Thank you, above is the contents of my dockerfile. I added a label at the top for multi-model support. Otherwise, it is the same dockerfile found on this link.

maaquib commented 4 years ago

config.properties

inference_address=http://0.0.0.0:8080
management_address=http://0.0.0.0:8081
number_of_netty_threads=32
job_queue_size=1000
model_store=/opt/ml/model

Dockerfile

Same as above

Notebook changes

from sagemaker.model import Model
from sagemaker.multidatamodel import MultiDataModel
from sagemaker.predictor import RealTimePredictor

model_data_prefix = f's3://{bucket_name}/{prefix}/'
model_data = f's3://{bucket_name}/{prefix}/models/{model_file_name}.tar.gz'
sm_model_name = 'torchserve-densenet161'

torchserve_model = Model(model_data = model_data, 
                         image = image,
                         role  = role,
                         predictor_cls=RealTimePredictor,
                         name  = sm_model_name)

multi_model = MultiDataModel(name              = sm_model_name,
                             model_data_prefix = model_data_prefix,
                             model             = torchserve_model)
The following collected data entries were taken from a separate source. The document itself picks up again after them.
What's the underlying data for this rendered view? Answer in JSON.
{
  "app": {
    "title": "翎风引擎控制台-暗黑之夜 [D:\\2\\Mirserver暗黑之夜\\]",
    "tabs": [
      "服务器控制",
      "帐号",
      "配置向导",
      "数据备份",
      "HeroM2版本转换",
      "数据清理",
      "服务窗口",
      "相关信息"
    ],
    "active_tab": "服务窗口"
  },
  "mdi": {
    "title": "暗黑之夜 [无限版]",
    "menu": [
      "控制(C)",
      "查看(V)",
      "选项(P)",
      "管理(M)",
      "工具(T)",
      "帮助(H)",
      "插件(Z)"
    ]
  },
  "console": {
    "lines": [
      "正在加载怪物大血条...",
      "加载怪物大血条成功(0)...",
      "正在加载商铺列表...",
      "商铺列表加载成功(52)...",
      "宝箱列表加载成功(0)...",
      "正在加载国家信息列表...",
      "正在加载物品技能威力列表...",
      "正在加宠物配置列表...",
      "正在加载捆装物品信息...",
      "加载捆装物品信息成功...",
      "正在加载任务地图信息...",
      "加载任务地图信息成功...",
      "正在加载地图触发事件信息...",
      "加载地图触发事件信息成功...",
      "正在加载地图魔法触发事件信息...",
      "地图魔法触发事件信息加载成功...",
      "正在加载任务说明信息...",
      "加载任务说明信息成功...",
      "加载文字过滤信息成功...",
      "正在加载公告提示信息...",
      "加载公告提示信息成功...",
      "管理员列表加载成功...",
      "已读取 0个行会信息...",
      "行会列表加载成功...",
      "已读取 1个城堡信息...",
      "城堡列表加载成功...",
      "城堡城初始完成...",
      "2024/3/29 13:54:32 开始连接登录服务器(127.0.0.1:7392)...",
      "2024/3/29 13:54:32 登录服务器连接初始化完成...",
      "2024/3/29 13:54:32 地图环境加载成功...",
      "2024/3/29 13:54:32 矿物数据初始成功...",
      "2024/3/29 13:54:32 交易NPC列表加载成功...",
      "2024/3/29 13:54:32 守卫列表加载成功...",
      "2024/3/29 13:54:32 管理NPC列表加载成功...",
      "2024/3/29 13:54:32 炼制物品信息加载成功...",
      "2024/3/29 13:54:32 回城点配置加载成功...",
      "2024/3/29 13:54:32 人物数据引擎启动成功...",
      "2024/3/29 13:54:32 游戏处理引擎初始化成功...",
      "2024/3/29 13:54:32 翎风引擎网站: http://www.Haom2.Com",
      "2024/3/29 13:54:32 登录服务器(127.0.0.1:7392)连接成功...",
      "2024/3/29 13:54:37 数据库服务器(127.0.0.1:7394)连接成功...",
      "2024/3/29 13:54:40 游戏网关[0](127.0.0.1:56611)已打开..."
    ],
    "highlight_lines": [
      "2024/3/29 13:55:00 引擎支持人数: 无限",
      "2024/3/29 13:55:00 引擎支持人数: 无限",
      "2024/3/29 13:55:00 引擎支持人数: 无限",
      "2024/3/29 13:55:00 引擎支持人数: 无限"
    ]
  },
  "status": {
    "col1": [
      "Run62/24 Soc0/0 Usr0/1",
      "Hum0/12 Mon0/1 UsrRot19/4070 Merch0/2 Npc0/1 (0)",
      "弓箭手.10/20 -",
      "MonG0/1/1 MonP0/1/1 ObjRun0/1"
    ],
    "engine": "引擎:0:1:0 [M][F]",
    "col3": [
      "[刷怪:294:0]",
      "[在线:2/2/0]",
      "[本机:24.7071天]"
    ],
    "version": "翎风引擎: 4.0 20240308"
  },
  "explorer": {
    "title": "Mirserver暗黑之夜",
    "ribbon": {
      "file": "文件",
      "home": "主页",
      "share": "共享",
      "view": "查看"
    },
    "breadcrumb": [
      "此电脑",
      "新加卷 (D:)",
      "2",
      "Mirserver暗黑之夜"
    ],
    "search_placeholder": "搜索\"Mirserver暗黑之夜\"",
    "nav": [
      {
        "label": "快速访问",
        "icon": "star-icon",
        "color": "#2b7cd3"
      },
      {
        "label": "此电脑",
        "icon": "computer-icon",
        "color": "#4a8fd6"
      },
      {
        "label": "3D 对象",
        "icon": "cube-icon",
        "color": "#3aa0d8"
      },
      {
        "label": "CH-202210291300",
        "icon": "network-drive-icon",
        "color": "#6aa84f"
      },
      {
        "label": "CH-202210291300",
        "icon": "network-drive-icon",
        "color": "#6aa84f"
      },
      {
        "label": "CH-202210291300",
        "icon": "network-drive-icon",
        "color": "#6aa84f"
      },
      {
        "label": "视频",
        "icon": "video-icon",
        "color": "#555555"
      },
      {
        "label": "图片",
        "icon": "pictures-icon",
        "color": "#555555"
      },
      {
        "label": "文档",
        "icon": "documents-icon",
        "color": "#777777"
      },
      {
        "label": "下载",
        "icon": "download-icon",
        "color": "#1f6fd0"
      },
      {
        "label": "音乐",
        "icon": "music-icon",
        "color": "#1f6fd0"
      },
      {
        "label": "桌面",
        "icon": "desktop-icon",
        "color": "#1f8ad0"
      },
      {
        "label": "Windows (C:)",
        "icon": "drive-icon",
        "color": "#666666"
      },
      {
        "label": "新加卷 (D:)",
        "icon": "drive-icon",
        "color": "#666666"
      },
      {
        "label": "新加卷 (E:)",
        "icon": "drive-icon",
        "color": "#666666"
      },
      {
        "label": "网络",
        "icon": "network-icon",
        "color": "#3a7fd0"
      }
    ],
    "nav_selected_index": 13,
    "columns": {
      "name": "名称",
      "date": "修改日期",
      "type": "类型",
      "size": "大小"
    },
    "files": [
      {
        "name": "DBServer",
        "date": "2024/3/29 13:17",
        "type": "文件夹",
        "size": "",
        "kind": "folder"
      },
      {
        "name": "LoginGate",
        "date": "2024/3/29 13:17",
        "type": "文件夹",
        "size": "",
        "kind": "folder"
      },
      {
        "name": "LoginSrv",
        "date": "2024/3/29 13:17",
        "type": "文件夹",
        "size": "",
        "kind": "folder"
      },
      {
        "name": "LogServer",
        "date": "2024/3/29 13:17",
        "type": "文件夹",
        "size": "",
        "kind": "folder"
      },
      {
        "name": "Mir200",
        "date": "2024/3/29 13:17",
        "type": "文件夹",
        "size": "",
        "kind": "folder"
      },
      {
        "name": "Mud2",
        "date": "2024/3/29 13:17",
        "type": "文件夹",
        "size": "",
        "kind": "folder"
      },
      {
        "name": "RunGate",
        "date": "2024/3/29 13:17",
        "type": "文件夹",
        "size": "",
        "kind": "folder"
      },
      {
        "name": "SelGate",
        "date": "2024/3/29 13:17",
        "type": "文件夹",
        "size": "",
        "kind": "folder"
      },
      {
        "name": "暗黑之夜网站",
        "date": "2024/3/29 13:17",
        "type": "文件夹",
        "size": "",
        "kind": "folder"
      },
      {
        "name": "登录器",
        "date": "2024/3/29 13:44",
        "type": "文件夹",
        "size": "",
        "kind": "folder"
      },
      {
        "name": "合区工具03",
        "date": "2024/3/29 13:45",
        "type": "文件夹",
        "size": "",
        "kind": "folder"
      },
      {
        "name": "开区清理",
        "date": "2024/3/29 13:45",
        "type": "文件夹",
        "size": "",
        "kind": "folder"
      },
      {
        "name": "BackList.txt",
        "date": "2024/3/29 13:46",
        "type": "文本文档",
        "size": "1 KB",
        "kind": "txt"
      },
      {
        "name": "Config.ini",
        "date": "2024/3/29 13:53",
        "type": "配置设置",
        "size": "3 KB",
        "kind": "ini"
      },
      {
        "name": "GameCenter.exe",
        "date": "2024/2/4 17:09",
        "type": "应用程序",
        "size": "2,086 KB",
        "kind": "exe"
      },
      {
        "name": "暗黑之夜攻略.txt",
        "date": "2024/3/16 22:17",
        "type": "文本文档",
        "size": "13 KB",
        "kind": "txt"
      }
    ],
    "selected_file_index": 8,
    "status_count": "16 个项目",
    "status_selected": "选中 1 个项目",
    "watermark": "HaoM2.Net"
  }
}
multi_model.add_model(torchserve_model.model_data)

endpoint_name = 'torchserve-endpoint-' + time.strftime("%Y-%m-%d-%H-%M-%S", time.gmtime())

predictor = multi_model.deploy(instance_type='ml.m4.xlarge',
                               initial_instance_count=1,
                               endpoint_name = endpoint_name)

Was able to spin up an endpoint with the above changes. However, the model doesn't get registered on server spin up. Running inference causes the following exception

ValidationError: An error occurred (ValidationError) when calling the InvokeEndpoint operation: Endpoint torchserve-endpoint-2020-05-28-23-36-41 is not a multi-model endpoint and does not support target model header.

Will reach out to the Sagemaker team.

maaquib commented 4 years ago

@pranavpsv MultiModel BYOCs have an explicit dependency on MultiModelServer. Supporting TorchServe would require changes from the Sagemaker team

pranavpsv commented 4 years ago

@pranavpsv MultiModel BYOCs have an explicit dependency on MultiModelServer. Supporting TorchServe would require changes from the Sagemaker team

Thank you for the information and update!

MFreidank commented 4 years ago

@maaquib Could you raise this with that team? Is there anything that can be done from our end to help expedite this process?

sivashakthi commented 4 years ago

We would like to know the status of this issue. Is this feature/fix in Sagemaker team's near-term roadmap?

maaquib commented 4 years ago

@sivashakthi TorchServe is now the default inference server for PyTorch models in SageMaker. It should work. Please let us know if you run into any issues.